Sesampainya di Singapura, Cindy disambut hangat oleh keluarganya. Kedatangannya seolah mengobati kerinduan mama papanya dan kedua kakaknya setelah beberapa bulan tidak berjumpa. Maklumlah, mereka semua mempunyai kesibukan masing-masing hingga untuk dapat berkumpul bersama keluarga lengkap sangat langka.
Namun tak satupun dari keluarganya yang menyadari perubahan yang terjadi pada diri Cindy. Dia lebih terlihat pendiam dari sebelumnya. Banyak waktu ia habiskan untuk membaca buku-buku seputar Islam. Tanpa Cindy sadari, perubahan perilakunya itu seringkali diamati oleh papanya. Hingga suatu saat, setelah merasa mantab dan yakin dengan agama Islam, Cindy mulai menata hati untuk mengutarakan keinginannya untuk memeluk Islam pada keluarganya.
“Ma, Pa, Kak Mona, Kak Ramon. Setelah sekian lama kupelajari dan kupahami, hari ini aku ingin mengutarakan keinginanku kepada kalian,“ kata Cindy dengan nada berat.
“Cindy sayang, apa yang ingin kamu sampaikan pada kami?” tanya Bu Maya.
“Iya, katakan saja. Ada apa sih kok sepertinya penting sekali?“ sambung Mona penasaran.
“Ma, Pa, setelah kurasa yakin, Cindy ingin memeluk Islam!” jawab Cindy dengan penuh keyakinan.
“Apa?!” sahut Pak Thomas. Untuk sesaat suasana menjadi tegang, diam tanpa kata. Hanya hati dan pikiran mereka masing-masing yang berbicara.
“Iya, Pa, aku ingin memeluk Islam,” Cindy menimpali.
“Kamu sadarkah dengan apa yang baru saja kamu katakan!” celetuk Pak Thomas.
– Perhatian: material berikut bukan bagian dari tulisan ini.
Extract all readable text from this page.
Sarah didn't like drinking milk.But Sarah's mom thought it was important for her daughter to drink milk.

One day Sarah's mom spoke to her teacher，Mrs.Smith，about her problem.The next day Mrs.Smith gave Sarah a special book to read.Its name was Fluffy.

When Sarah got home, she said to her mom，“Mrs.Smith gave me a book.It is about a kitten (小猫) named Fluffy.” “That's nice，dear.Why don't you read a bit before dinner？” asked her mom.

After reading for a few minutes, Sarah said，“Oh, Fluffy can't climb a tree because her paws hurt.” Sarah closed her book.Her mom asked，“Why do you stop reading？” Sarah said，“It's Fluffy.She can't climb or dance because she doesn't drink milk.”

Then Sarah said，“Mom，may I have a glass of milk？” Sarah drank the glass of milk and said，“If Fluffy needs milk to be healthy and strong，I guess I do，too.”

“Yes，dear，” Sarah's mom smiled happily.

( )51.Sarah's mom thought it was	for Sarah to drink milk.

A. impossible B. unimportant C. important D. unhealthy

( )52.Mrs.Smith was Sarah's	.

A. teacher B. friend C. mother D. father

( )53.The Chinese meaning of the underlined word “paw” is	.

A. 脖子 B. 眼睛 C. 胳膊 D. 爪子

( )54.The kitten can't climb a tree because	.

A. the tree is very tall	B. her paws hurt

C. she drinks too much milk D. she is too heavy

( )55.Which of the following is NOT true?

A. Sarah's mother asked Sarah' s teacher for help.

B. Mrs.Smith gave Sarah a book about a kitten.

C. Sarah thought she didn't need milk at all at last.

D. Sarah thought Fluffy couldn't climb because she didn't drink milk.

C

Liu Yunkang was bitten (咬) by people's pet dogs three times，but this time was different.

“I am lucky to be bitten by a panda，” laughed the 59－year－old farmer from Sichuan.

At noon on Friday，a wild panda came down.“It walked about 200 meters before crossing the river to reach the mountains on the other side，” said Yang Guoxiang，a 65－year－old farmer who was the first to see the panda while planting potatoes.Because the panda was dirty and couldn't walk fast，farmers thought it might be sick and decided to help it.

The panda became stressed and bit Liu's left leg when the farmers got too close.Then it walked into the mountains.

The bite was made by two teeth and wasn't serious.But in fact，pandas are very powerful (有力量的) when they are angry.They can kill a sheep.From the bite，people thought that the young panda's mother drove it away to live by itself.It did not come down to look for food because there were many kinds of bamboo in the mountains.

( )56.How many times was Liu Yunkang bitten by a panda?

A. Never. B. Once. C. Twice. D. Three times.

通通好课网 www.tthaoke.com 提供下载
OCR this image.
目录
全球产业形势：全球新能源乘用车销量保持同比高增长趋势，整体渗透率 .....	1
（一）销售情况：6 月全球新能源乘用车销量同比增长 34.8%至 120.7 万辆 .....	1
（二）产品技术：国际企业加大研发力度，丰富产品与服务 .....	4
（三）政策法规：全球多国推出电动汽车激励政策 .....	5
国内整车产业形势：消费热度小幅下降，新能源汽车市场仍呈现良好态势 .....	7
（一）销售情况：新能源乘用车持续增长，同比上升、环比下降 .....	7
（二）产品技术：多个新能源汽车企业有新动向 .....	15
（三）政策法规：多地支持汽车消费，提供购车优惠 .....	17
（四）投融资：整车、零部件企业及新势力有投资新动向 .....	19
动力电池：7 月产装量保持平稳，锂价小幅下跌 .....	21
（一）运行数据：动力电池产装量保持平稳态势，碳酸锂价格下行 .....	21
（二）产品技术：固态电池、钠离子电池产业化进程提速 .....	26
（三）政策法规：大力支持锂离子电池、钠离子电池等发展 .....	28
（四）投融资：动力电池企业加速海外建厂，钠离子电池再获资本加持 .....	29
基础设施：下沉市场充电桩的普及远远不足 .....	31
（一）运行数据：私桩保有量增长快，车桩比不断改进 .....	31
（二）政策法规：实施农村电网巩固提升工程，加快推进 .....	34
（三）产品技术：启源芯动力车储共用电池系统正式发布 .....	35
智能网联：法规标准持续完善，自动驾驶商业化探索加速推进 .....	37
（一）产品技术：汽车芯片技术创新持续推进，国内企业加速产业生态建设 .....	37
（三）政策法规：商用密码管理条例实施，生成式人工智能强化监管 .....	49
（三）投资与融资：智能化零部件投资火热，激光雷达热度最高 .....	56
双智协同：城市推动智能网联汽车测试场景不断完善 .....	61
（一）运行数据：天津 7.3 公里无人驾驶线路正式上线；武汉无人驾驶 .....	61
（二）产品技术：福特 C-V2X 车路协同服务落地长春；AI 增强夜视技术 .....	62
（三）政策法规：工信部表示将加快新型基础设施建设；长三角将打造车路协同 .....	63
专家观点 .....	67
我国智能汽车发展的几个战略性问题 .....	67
“Cindy sadar, Pa. Dan tidak ada yang memaksa Cindy untuk memeluk Islam!” sahut Cindy dengan tegas.
“Apakah kamu yakin dengan pilihanmu, Cindy?” sambung Mona.
“That’s OK, I’m sure. Kak Mona. Cindy sudah yakin!” balas Cindy.
“Cukup! Cindy, kamu ini, tidak bisa seenaknya pindah agama. Kamu tidak bisa seenaknya sendiri mengambil keputusan, apa kata orang bila kamu pindah agama!” celetuk Ramon.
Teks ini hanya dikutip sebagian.